B.P. knew Benny Leonard personally. All up-and-coming young Jews in New York knew Benny Leonard personally. They would take time off from their lunch hour or their afternoon activities to watch him train. They bet hundreds and often thousands of dollars on him in stirring contests against Rocky Kansas, Ever Hammer, Willie Ritchie, Johnny Dundee, Pal Moran, Joe Welling. … He was only five-foot-six, and his best fighting weight was a few pounds over 130, but he was one of those picture-book fighters who come along once or twice in a generation, a master boxer with a knockout punch, a poised technician who came into the ring with his hair plastered down and combed back with a part in the middle, in the approved style of the day, and whose boast was that no matter whom he fought, “I never even get my hair mussed!” After his hand was raised in victory, he would run his hand back over his sleek black hair, and my father, and Al Kaufman, and Al Lichtman, and the rest of the triumphant Jewish rooting section would roar in delight, as half a century later Ali’s fans would raise the decibel level at the sight of the Ali Shuffle. To
share in his invincibility. To see him climb into the ring sporting the six-pointed Jewish star on his fighting trunks was to anticipate sweet revenge for all the bloody noses, split lips, and mocking laughter at pale little Jewish boys who had run the neighborhood gauntlet.
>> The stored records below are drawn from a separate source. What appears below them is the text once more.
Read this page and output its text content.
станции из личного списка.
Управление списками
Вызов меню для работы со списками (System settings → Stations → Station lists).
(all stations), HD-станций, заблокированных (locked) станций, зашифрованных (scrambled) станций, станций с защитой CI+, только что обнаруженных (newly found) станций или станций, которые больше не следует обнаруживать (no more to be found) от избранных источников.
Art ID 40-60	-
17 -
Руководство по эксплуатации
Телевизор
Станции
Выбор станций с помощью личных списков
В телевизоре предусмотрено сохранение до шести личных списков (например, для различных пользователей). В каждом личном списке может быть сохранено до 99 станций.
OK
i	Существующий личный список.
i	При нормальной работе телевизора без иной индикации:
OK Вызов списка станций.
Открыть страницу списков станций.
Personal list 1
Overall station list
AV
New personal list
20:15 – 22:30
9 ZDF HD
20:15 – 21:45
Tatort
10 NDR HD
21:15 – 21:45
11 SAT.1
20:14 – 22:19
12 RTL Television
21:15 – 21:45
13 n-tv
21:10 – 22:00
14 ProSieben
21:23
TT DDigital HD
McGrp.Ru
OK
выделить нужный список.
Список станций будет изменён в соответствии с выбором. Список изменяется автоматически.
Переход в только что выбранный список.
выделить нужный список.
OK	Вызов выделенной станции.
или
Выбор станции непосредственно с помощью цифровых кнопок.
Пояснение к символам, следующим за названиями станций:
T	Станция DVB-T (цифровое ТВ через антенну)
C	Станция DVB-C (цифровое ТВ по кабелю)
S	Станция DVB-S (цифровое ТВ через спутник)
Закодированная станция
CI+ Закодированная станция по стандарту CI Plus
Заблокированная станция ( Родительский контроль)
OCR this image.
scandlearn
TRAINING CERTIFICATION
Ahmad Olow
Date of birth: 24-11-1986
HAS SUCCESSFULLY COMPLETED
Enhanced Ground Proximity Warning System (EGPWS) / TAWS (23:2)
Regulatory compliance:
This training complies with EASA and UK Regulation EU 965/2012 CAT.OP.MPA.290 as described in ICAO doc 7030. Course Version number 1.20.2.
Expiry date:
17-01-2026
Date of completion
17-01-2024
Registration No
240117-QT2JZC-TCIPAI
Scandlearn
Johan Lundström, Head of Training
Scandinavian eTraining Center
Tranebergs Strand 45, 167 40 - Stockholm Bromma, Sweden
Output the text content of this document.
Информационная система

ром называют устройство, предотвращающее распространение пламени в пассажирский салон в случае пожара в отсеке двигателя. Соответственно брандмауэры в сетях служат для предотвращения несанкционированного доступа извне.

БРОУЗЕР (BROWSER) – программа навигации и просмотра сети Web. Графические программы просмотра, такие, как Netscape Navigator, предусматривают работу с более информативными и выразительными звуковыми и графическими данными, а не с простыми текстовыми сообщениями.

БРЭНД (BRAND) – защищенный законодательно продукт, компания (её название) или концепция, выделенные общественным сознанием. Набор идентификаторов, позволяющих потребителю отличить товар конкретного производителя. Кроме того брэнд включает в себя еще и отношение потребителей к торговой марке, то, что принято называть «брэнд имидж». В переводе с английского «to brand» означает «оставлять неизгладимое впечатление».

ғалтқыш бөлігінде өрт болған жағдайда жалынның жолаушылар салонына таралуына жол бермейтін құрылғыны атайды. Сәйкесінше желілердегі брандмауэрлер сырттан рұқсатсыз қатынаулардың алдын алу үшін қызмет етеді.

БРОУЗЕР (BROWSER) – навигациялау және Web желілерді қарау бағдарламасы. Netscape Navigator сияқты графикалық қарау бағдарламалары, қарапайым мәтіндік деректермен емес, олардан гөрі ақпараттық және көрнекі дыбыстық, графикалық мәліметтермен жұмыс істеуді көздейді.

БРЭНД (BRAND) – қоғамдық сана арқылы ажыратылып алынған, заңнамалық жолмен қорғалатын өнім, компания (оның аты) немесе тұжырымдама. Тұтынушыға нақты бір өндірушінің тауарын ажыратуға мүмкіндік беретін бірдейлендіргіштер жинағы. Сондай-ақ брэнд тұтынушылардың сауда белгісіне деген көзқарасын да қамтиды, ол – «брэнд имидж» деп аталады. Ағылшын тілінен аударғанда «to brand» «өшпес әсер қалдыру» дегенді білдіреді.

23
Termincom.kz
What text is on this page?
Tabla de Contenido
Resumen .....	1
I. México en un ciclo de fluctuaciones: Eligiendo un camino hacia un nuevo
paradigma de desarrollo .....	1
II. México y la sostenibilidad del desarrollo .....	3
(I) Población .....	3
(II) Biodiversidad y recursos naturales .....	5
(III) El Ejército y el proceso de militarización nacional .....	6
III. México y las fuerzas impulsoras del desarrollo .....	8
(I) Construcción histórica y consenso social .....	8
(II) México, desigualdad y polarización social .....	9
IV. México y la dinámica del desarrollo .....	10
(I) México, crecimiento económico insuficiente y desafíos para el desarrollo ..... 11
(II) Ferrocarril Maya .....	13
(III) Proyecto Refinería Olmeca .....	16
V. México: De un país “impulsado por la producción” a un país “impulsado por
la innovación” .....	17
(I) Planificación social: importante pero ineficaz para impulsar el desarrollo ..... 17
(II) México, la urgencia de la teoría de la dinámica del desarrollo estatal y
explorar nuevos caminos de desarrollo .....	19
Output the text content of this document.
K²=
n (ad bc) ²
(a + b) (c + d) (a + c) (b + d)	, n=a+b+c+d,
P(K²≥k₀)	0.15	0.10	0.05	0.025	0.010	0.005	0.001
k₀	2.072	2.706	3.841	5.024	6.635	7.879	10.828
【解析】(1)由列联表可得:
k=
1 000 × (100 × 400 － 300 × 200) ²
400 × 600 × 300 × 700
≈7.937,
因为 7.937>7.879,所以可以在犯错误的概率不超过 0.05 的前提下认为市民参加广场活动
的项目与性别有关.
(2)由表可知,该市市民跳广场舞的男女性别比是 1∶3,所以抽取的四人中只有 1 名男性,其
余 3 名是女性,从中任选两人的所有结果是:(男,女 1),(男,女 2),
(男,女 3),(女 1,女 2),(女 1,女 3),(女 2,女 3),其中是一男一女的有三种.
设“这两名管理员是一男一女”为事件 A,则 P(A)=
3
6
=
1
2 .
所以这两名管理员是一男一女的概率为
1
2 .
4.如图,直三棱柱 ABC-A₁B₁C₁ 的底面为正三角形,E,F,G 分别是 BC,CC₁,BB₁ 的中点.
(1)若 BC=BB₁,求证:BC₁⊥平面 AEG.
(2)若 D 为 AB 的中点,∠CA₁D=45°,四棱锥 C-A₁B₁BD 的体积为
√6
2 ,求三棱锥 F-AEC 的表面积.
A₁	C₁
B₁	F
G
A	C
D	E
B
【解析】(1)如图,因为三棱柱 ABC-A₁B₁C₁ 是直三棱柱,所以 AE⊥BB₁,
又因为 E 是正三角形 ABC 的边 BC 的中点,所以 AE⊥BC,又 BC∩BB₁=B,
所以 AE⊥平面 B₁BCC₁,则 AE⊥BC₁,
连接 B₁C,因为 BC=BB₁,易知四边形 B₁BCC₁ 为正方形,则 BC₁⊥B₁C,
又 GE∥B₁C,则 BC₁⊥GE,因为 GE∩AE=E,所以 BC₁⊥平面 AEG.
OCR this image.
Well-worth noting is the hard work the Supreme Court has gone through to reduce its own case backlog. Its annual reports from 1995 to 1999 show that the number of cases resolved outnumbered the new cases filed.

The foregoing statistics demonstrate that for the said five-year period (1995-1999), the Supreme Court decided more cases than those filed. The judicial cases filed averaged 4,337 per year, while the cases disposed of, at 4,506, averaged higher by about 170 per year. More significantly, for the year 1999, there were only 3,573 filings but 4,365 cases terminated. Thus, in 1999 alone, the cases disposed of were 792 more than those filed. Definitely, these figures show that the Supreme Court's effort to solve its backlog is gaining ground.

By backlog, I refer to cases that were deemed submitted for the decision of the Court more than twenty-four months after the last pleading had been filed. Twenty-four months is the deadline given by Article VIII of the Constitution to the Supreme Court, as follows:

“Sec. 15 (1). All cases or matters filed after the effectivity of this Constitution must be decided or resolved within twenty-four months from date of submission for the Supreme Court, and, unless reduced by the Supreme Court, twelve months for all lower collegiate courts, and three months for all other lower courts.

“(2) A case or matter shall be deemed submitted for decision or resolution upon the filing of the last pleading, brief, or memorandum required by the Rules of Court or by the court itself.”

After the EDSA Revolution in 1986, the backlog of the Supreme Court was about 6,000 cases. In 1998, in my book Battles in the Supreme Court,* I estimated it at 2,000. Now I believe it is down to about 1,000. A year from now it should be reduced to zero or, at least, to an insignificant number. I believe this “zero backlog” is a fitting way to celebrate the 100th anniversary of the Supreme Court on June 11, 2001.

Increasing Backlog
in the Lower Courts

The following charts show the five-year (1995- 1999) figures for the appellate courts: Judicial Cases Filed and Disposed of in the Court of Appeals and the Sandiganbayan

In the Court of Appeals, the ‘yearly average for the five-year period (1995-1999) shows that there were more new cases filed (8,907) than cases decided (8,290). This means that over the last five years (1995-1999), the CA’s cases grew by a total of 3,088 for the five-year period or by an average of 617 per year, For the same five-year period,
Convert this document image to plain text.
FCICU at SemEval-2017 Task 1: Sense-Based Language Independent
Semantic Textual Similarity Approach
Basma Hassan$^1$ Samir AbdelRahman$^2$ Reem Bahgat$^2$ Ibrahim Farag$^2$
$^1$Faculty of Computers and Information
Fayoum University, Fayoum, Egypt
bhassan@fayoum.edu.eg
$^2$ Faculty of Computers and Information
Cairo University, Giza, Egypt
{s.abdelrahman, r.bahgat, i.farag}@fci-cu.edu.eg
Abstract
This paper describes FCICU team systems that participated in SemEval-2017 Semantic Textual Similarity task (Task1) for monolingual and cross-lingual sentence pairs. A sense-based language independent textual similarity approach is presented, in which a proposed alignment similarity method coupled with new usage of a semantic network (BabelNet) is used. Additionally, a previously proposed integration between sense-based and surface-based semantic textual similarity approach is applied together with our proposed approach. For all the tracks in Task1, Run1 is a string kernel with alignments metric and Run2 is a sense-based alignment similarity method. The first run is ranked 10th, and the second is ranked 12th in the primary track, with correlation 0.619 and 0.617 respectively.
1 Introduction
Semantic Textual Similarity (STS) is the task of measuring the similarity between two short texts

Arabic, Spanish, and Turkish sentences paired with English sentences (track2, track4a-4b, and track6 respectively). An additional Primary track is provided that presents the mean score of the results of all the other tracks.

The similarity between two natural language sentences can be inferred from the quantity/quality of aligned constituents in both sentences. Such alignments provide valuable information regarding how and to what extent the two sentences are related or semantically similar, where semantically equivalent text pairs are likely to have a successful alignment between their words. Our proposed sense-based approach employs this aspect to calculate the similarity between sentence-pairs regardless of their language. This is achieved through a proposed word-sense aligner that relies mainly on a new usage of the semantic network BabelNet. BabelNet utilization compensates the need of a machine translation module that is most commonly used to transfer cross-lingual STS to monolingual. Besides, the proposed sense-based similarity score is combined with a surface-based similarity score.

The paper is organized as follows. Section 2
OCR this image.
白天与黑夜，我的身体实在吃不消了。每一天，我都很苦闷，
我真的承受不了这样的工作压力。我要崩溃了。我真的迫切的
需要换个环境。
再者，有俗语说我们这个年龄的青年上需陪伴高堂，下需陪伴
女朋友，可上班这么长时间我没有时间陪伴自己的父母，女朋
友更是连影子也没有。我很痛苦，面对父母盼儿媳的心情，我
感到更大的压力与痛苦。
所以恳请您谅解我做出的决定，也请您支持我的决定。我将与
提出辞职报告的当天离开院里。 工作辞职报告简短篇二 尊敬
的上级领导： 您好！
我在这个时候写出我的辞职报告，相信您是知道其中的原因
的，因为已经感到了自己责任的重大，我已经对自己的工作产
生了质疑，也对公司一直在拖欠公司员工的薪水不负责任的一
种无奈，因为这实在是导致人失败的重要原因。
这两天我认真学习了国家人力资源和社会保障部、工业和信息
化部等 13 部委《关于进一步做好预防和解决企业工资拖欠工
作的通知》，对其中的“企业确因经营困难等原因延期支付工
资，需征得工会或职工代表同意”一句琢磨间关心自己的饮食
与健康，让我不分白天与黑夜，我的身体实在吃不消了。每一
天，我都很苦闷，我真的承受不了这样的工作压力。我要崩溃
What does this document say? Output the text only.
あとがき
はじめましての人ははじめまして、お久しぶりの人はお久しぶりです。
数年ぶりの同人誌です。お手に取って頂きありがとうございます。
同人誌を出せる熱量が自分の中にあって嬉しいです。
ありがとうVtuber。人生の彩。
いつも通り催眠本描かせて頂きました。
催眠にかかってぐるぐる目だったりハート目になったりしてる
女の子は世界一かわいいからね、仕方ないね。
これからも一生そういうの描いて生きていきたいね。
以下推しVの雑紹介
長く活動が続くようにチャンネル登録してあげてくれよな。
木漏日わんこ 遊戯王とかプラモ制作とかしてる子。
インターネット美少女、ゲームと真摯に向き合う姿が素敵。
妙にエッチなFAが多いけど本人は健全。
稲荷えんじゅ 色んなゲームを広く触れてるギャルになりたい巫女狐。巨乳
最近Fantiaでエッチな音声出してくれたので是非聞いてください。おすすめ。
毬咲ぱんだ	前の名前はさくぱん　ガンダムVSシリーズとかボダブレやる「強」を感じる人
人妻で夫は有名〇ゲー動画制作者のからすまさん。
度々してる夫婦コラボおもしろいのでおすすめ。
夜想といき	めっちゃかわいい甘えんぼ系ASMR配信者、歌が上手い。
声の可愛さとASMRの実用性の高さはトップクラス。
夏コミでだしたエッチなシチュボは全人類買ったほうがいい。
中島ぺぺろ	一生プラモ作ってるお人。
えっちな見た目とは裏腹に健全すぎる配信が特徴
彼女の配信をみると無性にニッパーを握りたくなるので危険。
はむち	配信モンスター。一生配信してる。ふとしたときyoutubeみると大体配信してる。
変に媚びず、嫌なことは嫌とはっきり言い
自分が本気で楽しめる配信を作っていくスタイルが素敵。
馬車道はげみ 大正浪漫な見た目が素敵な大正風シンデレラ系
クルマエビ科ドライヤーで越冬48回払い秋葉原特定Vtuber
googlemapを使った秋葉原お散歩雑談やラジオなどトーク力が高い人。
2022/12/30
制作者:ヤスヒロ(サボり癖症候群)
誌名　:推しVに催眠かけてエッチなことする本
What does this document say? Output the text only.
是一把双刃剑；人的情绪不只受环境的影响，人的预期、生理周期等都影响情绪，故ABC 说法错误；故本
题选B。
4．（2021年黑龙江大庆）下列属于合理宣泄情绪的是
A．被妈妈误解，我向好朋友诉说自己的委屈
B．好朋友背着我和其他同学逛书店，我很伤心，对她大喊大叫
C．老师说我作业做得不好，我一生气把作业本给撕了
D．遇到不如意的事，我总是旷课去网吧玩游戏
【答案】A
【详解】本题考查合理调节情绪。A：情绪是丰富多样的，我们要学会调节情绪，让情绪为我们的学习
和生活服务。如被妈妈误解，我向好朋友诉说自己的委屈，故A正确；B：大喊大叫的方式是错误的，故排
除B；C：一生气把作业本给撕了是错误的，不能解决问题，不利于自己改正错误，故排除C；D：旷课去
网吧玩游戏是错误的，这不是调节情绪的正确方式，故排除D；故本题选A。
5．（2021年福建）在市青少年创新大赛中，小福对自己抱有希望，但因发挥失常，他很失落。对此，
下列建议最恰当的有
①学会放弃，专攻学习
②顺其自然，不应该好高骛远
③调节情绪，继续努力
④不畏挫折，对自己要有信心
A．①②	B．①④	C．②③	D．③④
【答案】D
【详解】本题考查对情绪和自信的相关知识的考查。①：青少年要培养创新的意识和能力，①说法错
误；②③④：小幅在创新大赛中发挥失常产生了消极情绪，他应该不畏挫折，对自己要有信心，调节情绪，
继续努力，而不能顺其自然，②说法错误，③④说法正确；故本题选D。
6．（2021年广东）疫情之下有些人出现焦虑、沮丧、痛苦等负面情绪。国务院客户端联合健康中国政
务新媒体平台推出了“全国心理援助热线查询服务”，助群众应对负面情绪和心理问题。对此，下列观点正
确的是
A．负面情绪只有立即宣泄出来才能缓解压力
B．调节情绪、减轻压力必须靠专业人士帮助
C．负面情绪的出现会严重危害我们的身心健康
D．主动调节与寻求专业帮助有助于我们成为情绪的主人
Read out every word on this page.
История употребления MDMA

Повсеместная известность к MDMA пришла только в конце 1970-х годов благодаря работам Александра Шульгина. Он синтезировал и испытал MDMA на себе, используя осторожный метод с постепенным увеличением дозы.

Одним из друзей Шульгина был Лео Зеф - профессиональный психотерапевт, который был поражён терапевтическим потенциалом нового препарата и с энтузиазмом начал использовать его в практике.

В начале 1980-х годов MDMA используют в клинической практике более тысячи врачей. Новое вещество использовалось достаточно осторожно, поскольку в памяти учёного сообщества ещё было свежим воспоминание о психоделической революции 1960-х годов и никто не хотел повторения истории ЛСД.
One of my old man’s pals practically cornered the market on the early motion-picture insurance business. But all through his life he would be singled out as the unique amateur boxer who not only had sparred with Benny Leonard but had actually knocked Great Benny down! Every time Artie Stebbins came to our house, my father prefaced his arrival by describing that historic event. Artie Stebbins had a slightly flattened nose and looked like a fighter. He would have gone on to a brilliant professional career—B.P. had convinced himself—except for an unfortunate accident in which his opponent had died in the ring. No matter how modestly he dismissed the legendary knockdown of Benny Leonard—“I think Benny slipped …” or “I just happened to tag him right”—that knockdown remained with him as a badge of honor. My father would say with a note of awe, “He might have been another Benny Leonard!”

But when I was going on seven, there was only one Benny Leonard; my scrapbook fattened on his victories. In those days fighters fought three or four times in a single month. Benny had been an undernourished fifteen-year-old when he first climbed into the professional ring, getting himself knocked out by one Mickey Finnegan in three rounds. A year later he was knocked out again by the veteran Joe Shugrue. But from the time he reached the seasoned age of eighteen, he had gone on to win more than 150 fights, in an era in which the lightweight division was known for its class. The Great Benny Leonard had gone to the post twenty-six times in 1919 alone, and almost every one of his opponents was a name known to the
cognoscenti.
As for me, I had only one ambition, to become a world champion like The Great Benny Leonard. Or rather, two ambitions, for the second was to see The Great Benny in action.